I am (still) trying to develop a workflow to make it easier for me to post interactive visualizations on my site hosted at nearlyfreespeech.net. I am using django, and the interactive bokeh app requiring running bokeh server is working in my local development environment. In my production environment have been stuck trying to get bokeh server going, and I received the following message from NFS support:

You need to specify the bind address and port number separately from the hostname used to generate URLs for the client. There is literally no single value that serves both purposes. Our system sets X-Forwarded-Host & X-Forwarded-Proto. It also handles SSL termination, including for websockets.

NFS has a simple UI form where you can set up a websocket proxy, requiring a base URI, a document root, and a port. I am honestly just guessing at this.

I have gotten bokeh serve to launch by specifying bokeh serve test_app/ --address 0.0.0.0 --port 5006, however as the support person stated, “as with all other valid bind address options, it’s entirely unusable as a hostname.”

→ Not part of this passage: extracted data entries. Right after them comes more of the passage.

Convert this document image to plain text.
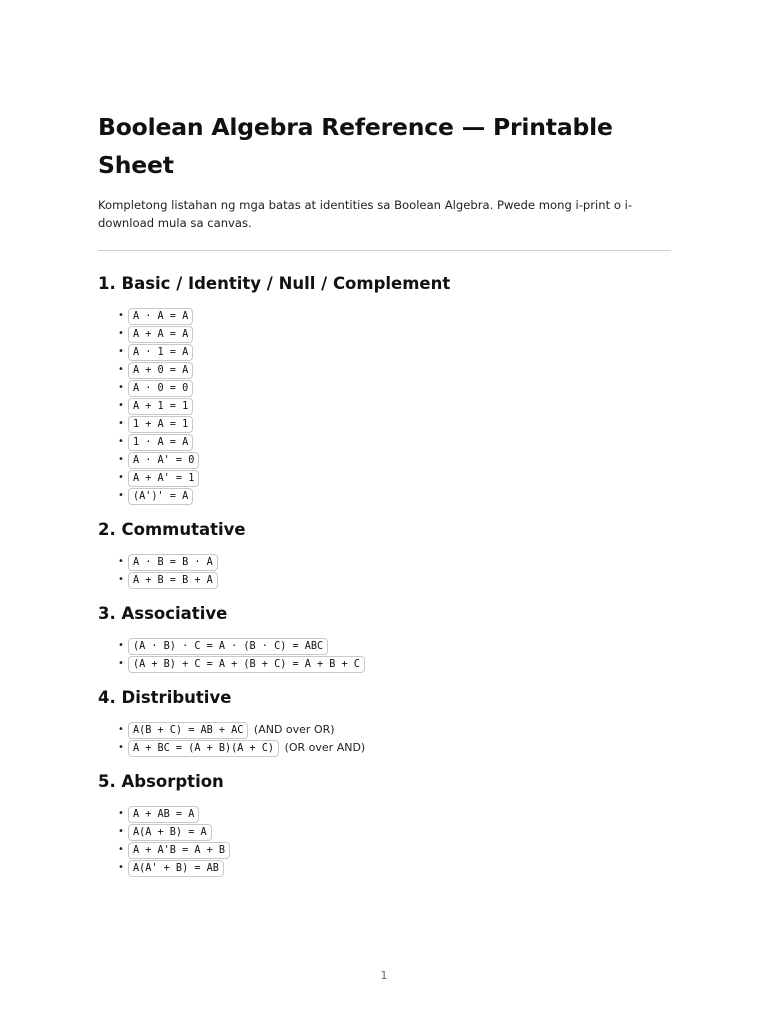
Boolean Algebra Reference — Printable Sheet

Kompletong listahan ng mga batas at identities sa Boolean Algebra. Pwede mong i-print o i-download mula sa canvas.

1. Basic / Identity / Null / Complement
• A · A = A
• A + A = A
• A · 1 = A
• A + 0 = A
• A · 0 = 0
• A + 1 = 1
• 1 + A = 1
• 1 · A = A
• A · A' = 0
• A + A' = 1
• (A')' = A
2. Commutative
• A · B = B · A
• A + B = B + A
3. Associative
• (A · B) · C = A · (B · C) = ABC
• (A + B) + C = A + (B + C) = A + B + C
4. Distributive
• A(B + C) = AB + AC (AND over OR)
• A + BC = (A + B)(A + C) (OR over AND)
5. Absorption
• A + AB = A
• A(A + B) = A
• A + A'B = A + B
• A(A' + B) = AB
1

Any guidance would be greatly appreciated!

Cheers,

I am afraid I can’t really give any specific guidance, because I don’t really know anything at all about this hosting platform. But if they are setting X-Forwarded-Host and X-Forwarded-Proto then you would probably want to configure the Bokeh server to use these with --use-xheaders similar to what’s described in Reverse Proxying with Nginx and SSL. That said, Bokeh will look at X-Forwarded-For not X-Forwarded-Host so you may need to check with NFS support.

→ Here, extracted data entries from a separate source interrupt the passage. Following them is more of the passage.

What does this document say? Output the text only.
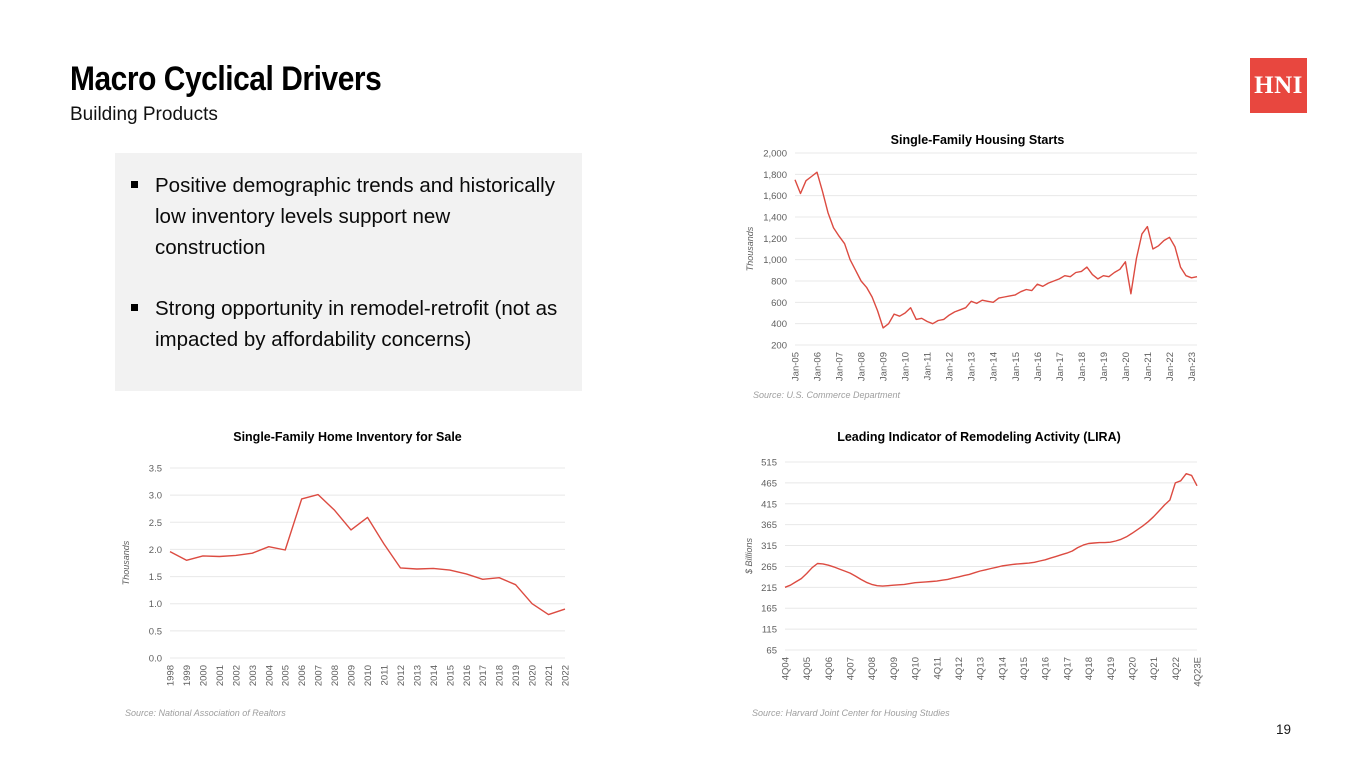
Macro Cyclical Drivers
Building Products
HNI
Positive demographic trends and historically low inventory levels support new construction
Strong opportunity in remodel-retrofit (not as impacted by affordability concerns)	200
400
600
800
1,000
1,200
1,400
1,600
1,800
2,000
Jan-05 Jan-06 Jan-07 Jan-08 Jan-09 Jan-10 Jan-11 Jan-12 Jan-13 Jan-14 Jan-15 Jan-16 Jan-17 Jan-18 Jan-19 Jan-20 Jan-21 Jan-22 Jan-23
Thousands
Single-Family Housing Starts
Source: U.S. Commerce Department
0.0
0.5
1.0
1.5
2.0
2.5
3.0
3.5
1998 1999 2000 2001 2002 2003 2004 2005 2006 2007 2008 2009 2010 2011 2012 2013 2014 2015 2016 2017 2018 2019 2020 2021 2022
Thousands
Single-Family Home Inventory for Sale
Source: National Association of Realtors
65
115
165
215
265
315
365
415
465
515
4Q04 4Q05 4Q06 4Q07 4Q08 4Q09 4Q10 4Q11 4Q12 4Q13 4Q14 4Q15 4Q16 4Q17 4Q18 4Q19 4Q20 4Q21 4Q22 4Q23E
$ Billions
Leading Indicator of Remodeling Activity (LIRA)
Source: Harvard Joint Center for Housing Studies
19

Additionally, you will want to set --allow-websocket-origin to tell the Bokeh server what origins it is allowed to accept connections from. By default the settings are conservative and only connections from localhost (i.e. for local development or experimentation) are allowed.

Thanks Bryan,

I’ve dug around a little more, and have found the following (all tests below use some combination/variation of the flags --allow-websocket-origin myurl.com --port 8000 --use-xheaders):

No matter what I set allow-websocket-origin to, If I don’t set --address in a bokeh serve command , I get the following error:

Cannot start Bokeh server, address 'None' not available

If I set --address myurl.com, I get:

Cannot start Bokeh server, address ‘myurl.com’ not available

If I set a proxy using ws protocol on port 5000 with a base uri of /dataviz/, pointing at the document root where the application is located, and I try --address myurl.com/dataviz/, I get:

Cannot start Bokeh server [ENOEXEC]: gaierror(8, ‘hostname nor servname provided, or not known’)

I get the above error regardless of what I set the address (myurl.com, myurl.com/dataviz/, etc.) or port (5000, 5006, 8000, 8080) which shows how badly I’m lobbing guesses into the abyss.

The whole shell command is:

bokeh serve bk_test/ --address myurl.com/dataviz/ --allow-websocket-origin myurl.com/dataviz/ --port 5000 --use-xheaders

NFS does not use nginx, I think it uses Apache. Maybe I need to configure with .htaccess? I understand these files should be located in the folder structure itself, if the case is I need to configure something with .htaccess, would it be located in the root folder or in the app folder (bk_test/)?

Any ideas?

Not alot, unfortunately. I don’t really have any experience with Apache. I can offer a few comments:

  • --address refers to what local network interface address the HTTP server should bind to. By default Bokeh binds to all available network addresses. I doubt you would need to set this. (And if you did, it would be an octet, not a hostname)

  • The value for --allow-websocket-origin should be a hostname and just the hostname, e.g. myurl.com As a temporary measure, you could set allow-websocket-origin='*' which tells bokeh to accept all websocket connections, regardless of origin

  • The proxy will have to forward websockets! The Bokeh docs describe how to configure Nginx to do this. I don’t know what it looks like for Apache. If this is not feasible (e.g. NFS does not want to allow it) then this endeavor is DOA. All Bokeh server comms occur over websockets, there’s no getting around this.

  • More information to collect:

    • JS console logs from the browser
    • Bokeh sever console logs
    • logs from the proxy (Apache in this case)

    The questions to try to answer are: How far do things get? Did it make it through the proxy, does the bokeh server show a connection attempt? Does the browser try to make the WS upgrade at all, and if so does it fail? With what error?

Also I am going to venture that you are trying to avoid larger cloud vendors, but just in case it’s useful, the Elastic Beanstalk deployment https://demo.bokeh.org is here

It’s basically just upload that Dockerfile to get things running.